Please consider acknowledging MapReader if it helps you to obtain results and figures for publications or presentations, by citing:

Link: https://dl.acm.org/doi/10.1145/3557919.3565812

Kasra Hosseini, Daniel C. S. Wilson, Kaspar Beelen, and Katherine McDonough. 2022. MapReader: a computer vision pipeline for the semantic exploration of maps at scale. In Proceedings of the 6th ACM SIGSPATIAL International Workshop on Geospatial Humanities (GeoHumanities '22).
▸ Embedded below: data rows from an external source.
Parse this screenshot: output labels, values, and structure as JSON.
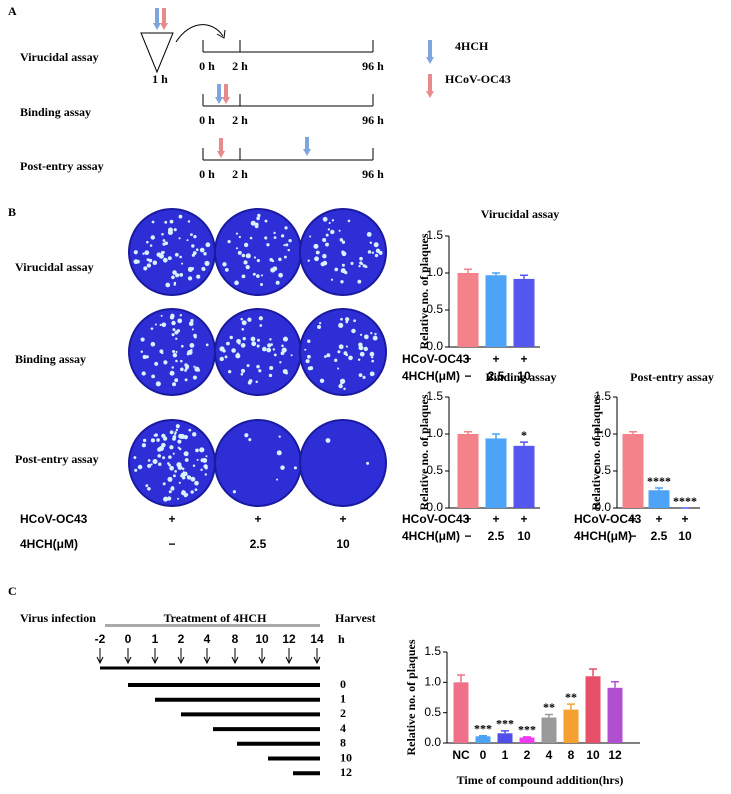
{
  "panel_a": {
    "label": "A",
    "rows": [
      {
        "label": "Virucidal assay",
        "times": [
          "0 h",
          "2 h",
          "96 h"
        ],
        "incubation": "1 h"
      },
      {
        "label": "Binding assay",
        "times": [
          "0 h",
          "2 h",
          "96 h"
        ]
      },
      {
        "label": "Post-entry assay",
        "times": [
          "0 h",
          "2 h",
          "96 h"
        ]
      }
    ],
    "legend": [
      {
        "name": "4HCH",
        "color": "#7ea6de"
      },
      {
        "name": "HCoV-OC43",
        "color": "#e98a8c"
      }
    ]
  },
  "panel_b": {
    "label": "B",
    "rows": [
      "Virucidal assay",
      "Binding assay",
      "Post-entry assay"
    ],
    "conditions": [
      {
        "label": "HCoV-OC43",
        "values": [
          "+",
          "+",
          "+"
        ]
      },
      {
        "label": "4HCH(μM)",
        "values": [
          "−",
          "2.5",
          "10"
        ]
      }
    ]
  },
  "panel_c": {
    "label": "C",
    "phases": [
      "Virus infection",
      "Treatment of 4HCH",
      "Harvest"
    ],
    "ticks": [
      "-2",
      "0",
      "1",
      "2",
      "4",
      "8",
      "10",
      "12",
      "14"
    ],
    "unit": "h",
    "bars": [
      "0",
      "1",
      "2",
      "4",
      "8",
      "10",
      "12"
    ]
  },
  "chart_data": [
    {
      "type": "bar",
      "title": "Virucidal assay",
      "ylabel": "Relative no. of plaques",
      "rows": [
        {
          "label": "HCoV-OC43",
          "values": [
            "+",
            "+",
            "+"
          ]
        },
        {
          "label": "4HCH(μM)",
          "values": [
            "−",
            "2.5",
            "10"
          ]
        }
      ],
      "values": [
        1.0,
        0.97,
        0.92
      ],
      "errors": [
        0.05,
        0.03,
        0.05
      ],
      "annotations": [
        null,
        null,
        null
      ],
      "colors": [
        "#f4828a",
        "#4da3f5",
        "#5555ef"
      ],
      "ylim": [
        0,
        1.5
      ],
      "yticks": [
        {
          "value": 0,
          "label": "0.0"
        },
        {
          "value": 0.5,
          "label": "0.5"
        },
        {
          "value": 1,
          "label": "1.0"
        },
        {
          "value": 1.5,
          "label": "1.5"
        }
      ]
    },
    {
      "type": "bar",
      "title": "Binding assay",
      "ylabel": "Relative no. of plaques",
      "rows": [
        {
          "label": "HCoV-OC43",
          "values": [
            "+",
            "+",
            "+"
          ]
        },
        {
          "label": "4HCH(μM)",
          "values": [
            "−",
            "2.5",
            "10"
          ]
        }
      ],
      "values": [
        1.0,
        0.94,
        0.84
      ],
      "errors": [
        0.03,
        0.06,
        0.05
      ],
      "annotations": [
        null,
        null,
        "*"
      ],
      "colors": [
        "#f4828a",
        "#4da3f5",
        "#5555ef"
      ],
      "ylim": [
        0,
        1.5
      ],
      "yticks": [
        {
          "value": 0,
          "label": "0.0"
        },
        {
          "value": 0.5,
          "label": "0.5"
        },
        {
          "value": 1,
          "label": "1.0"
        },
        {
          "value": 1.5,
          "label": "1.5"
        }
      ]
    },
    {
      "type": "bar",
      "title": "Post-entry assay",
      "ylabel": "Relative no. of plaques",
      "rows": [
        {
          "label": "HCoV-OC43",
          "values": [
            "+",
            "+",
            "+"
          ]
        },
        {
          "label": "4HCH(μM)",
          "values": [
            "−",
            "2.5",
            "10"
          ]
        }
      ],
      "values": [
        1.0,
        0.24,
        0.0
      ],
      "errors": [
        0.03,
        0.03,
        0
      ],
      "annotations": [
        null,
        "****",
        "****"
      ],
      "colors": [
        "#f4828a",
        "#4da3f5",
        "#5555ef"
      ],
      "ylim": [
        0,
        1.5
      ],
      "yticks": [
        {
          "value": 0,
          "label": "0.0"
        },
        {
          "value": 0.5,
          "label": "0.5"
        },
        {
          "value": 1,
          "label": "1.0"
        },
        {
          "value": 1.5,
          "label": "1.5"
        }
      ]
    },
    {
      "type": "bar",
      "ylabel": "Relative no. of plaques",
      "xlabel": "Time of compound addition(hrs)",
      "categories": [
        "NC",
        "0",
        "1",
        "2",
        "4",
        "8",
        "10",
        "12"
      ],
      "values": [
        1.0,
        0.11,
        0.16,
        0.09,
        0.42,
        0.55,
        1.1,
        0.91
      ],
      "errors": [
        0.12,
        0.01,
        0.04,
        0.01,
        0.05,
        0.09,
        0.12,
        0.1
      ],
      "annotations": [
        null,
        "***",
        "***",
        "***",
        "**",
        "**",
        null,
        null
      ],
      "colors": [
        "#f0708a",
        "#4da3f5",
        "#5050e8",
        "#f03cf0",
        "#9a9a9a",
        "#f7a030",
        "#e8506a",
        "#b050d0"
      ],
      "ylim": [
        0,
        1.5
      ],
      "yticks": [
        {
          "value": 0,
          "label": "0.0"
        },
        {
          "value": 0.5,
          "label": "0.5"
        },
        {
          "value": 1,
          "label": "1.0"
        },
        {
          "value": 1.5,
          "label": "1.5"
        }
      ]
    }
  ]
}
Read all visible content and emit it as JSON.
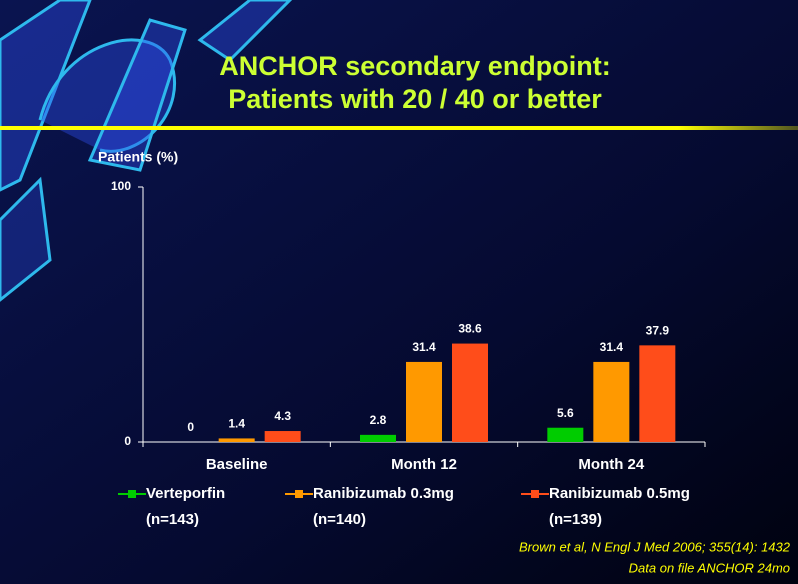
{
  "chart_data": {
    "type": "bar",
    "title": [
      "ANCHOR secondary endpoint:",
      "Patients with 20 / 40 or better"
    ],
    "y_label": "Patients (%)",
    "categories": [
      "Baseline",
      "Month 12",
      "Month 24"
    ],
    "series": [
      {
        "name": "Verteporfin",
        "note": "(n=143)",
        "color": "#00cc00",
        "values": [
          0,
          2.8,
          5.6
        ]
      },
      {
        "name": "Ranibizumab 0.3mg",
        "note": "(n=140)",
        "color": "#ff9900",
        "values": [
          1.4,
          31.4,
          31.4
        ]
      },
      {
        "name": "Ranibizumab 0.5mg",
        "note": "(n=139)",
        "color": "#ff4d1a",
        "values": [
          4.3,
          38.6,
          37.9
        ]
      }
    ],
    "ylim": [
      0,
      100
    ],
    "yticks": [
      0,
      100
    ],
    "source": [
      "Brown et al, N Engl J Med 2006; 355(14): 1432",
      "Data on file ANCHOR 24mo"
    ]
  }
}
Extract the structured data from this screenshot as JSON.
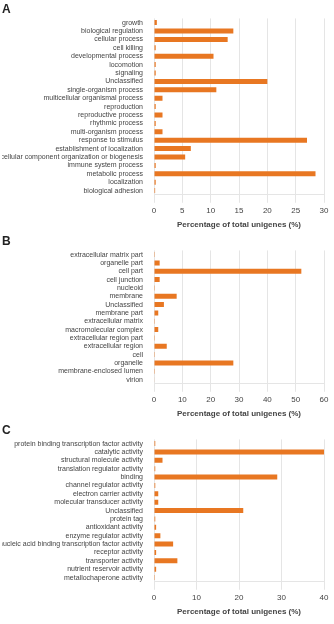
{
  "chart_data": [
    {
      "type": "bar",
      "orientation": "horizontal",
      "title": "A",
      "categories": [
        "growth",
        "biological regulation",
        "cellular process",
        "cell killing",
        "developmental process",
        "locomotion",
        "signaling",
        "Unclassified",
        "single-organism process",
        "multicellular organismal process",
        "reproduction",
        "reproductive process",
        "rhythmic process",
        "multi-organism process",
        "response to stimulus",
        "establishment of localization",
        "cellular component organization or biogenesis",
        "immune system process",
        "metabolic process",
        "localization",
        "biological adhesion"
      ],
      "values": [
        0.5,
        14.0,
        13.0,
        0.3,
        10.5,
        0.3,
        0.3,
        20.0,
        11.0,
        1.5,
        0.3,
        1.5,
        0.3,
        1.5,
        27.0,
        6.5,
        5.5,
        0.3,
        28.5,
        0.3,
        0.2
      ],
      "color": "#E87722",
      "xlabel": "Percentage of total unigenes (%)",
      "xlim": [
        0,
        30
      ],
      "xticks": [
        0,
        5,
        10,
        15,
        20,
        25,
        30
      ],
      "grid": true
    },
    {
      "type": "bar",
      "orientation": "horizontal",
      "title": "B",
      "categories": [
        "extracellular matrix part",
        "organelle part",
        "cell part",
        "cell junction",
        "nucleoid",
        "membrane",
        "Unclassified",
        "membrane part",
        "extracellular matrix",
        "macromolecular complex",
        "extracellular region part",
        "extracellular region",
        "cell",
        "organelle",
        "membrane-enclosed lumen",
        "virion"
      ],
      "values": [
        0.3,
        2.0,
        52.0,
        2.0,
        0.3,
        8.0,
        3.5,
        1.5,
        0.3,
        1.5,
        0.3,
        4.5,
        0.3,
        28.0,
        0.3,
        0.2
      ],
      "color": "#E87722",
      "xlabel": "Percentage of total unigenes (%)",
      "xlim": [
        0,
        60
      ],
      "xticks": [
        0,
        10,
        20,
        30,
        40,
        50,
        60
      ],
      "grid": true
    },
    {
      "type": "bar",
      "orientation": "horizontal",
      "title": "C",
      "categories": [
        "protein binding transcription factor activity",
        "catalytic activity",
        "structural molecule activity",
        "translation regulator activity",
        "binding",
        "channel regulator activity",
        "electron carrier activity",
        "molecular transducer activity",
        "Unclassified",
        "protein tag",
        "antioxidant activity",
        "enzyme regulator activity",
        "nucleic acid binding transcription factor activity",
        "receptor activity",
        "transporter activity",
        "nutrient reservoir activity",
        "metallochaperone activity"
      ],
      "values": [
        0.3,
        40.0,
        2.0,
        0.3,
        29.0,
        0.3,
        1.0,
        1.0,
        21.0,
        0.3,
        0.5,
        1.5,
        4.5,
        0.5,
        5.5,
        0.5,
        0.2
      ],
      "color": "#E87722",
      "xlabel": "Percentage of total unigenes (%)",
      "xlim": [
        0,
        40
      ],
      "xticks": [
        0,
        10,
        20,
        30,
        40
      ],
      "grid": true
    }
  ]
}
Association for Computing Machinery, New York, NY, USA, 8–19. https://doi.org/10.1145/3557919.3565812

and in BibTeX:

@inproceedings{10.1145/3557919.3565812,
author = {Hosseini, Kasra and Wilson, Daniel C. S. and Beelen, Kaspar and McDonough, Katherine},
title = {MapReader: A Computer Vision Pipeline for the Semantic Exploration of Maps at Scale},
year = {2022},
isbn = {9781450395335},
publisher = {Association for Computing Machinery},
address = {New York, NY, USA},
url = {https://doi.org/10.1145/3557919.3565812},
doi = {10.1145/3557919.3565812},
booktitle = {Proceedings of the 6th ACM SIGSPATIAL International Workshop on Geospatial Humanities},
pages = {8–19},
numpages = {12},
keywords = {supervised learning, historical maps, deep learning, digital libraries and archives, computer vision, classification},
location = {Seattle, Washington},
series = {GeoHumanities '22}
}

Credits and re-use terms

Digitized maps

MapReader can retrieve maps from NLS (National Library of Scotland) via webservers. For all the digitized maps (retrieved or locally stored), please note the re-use terms:

:warning: Use of the digitised maps for commercial purposes is currently restricted by contract. Use of these digitised maps for non-commercial purposes is permitted under the Creative Commons Attribution-NonCommercial-ShareAlike 4.0 International (CC-BY-NC-SA) licence. Please refer to https://maps.nls.uk/copyright.html#exceptions-os for details on copyright and re-use license.

Metadata

We have provided some metadata files in mapreader/persistent_data. For all these file, please note the re-use terms:

:warning: Use of the metadata for commercial purposes is currently restricted by contract. Use of this metadata for non-commercial purposes is permitted under the Creative Commons Attribution-NonCommercial-ShareAlike 4.0 International (CC-BY-NC-SA) licence. Please refer to https://maps.nls.uk/copyright.html#exceptions-os for details on copyright and re-use license.

Acknowledgements

This work was supported by Living with Machines (AHRC grant AH/S01179X/1) and The Alan Turing Institute (EPSRC grant EP/N510129/1). Living with Machines, funded by the UK Research and Innovation (UKRI) Strategic Priority Fund, is a multidisciplinary collaboration delivered by the Arts and Humanities Research Council (AHRC), with The Alan Turing Institute, the British Library and the Universities of Cambridge, East Anglia, Exeter, and Queen Mary University of London.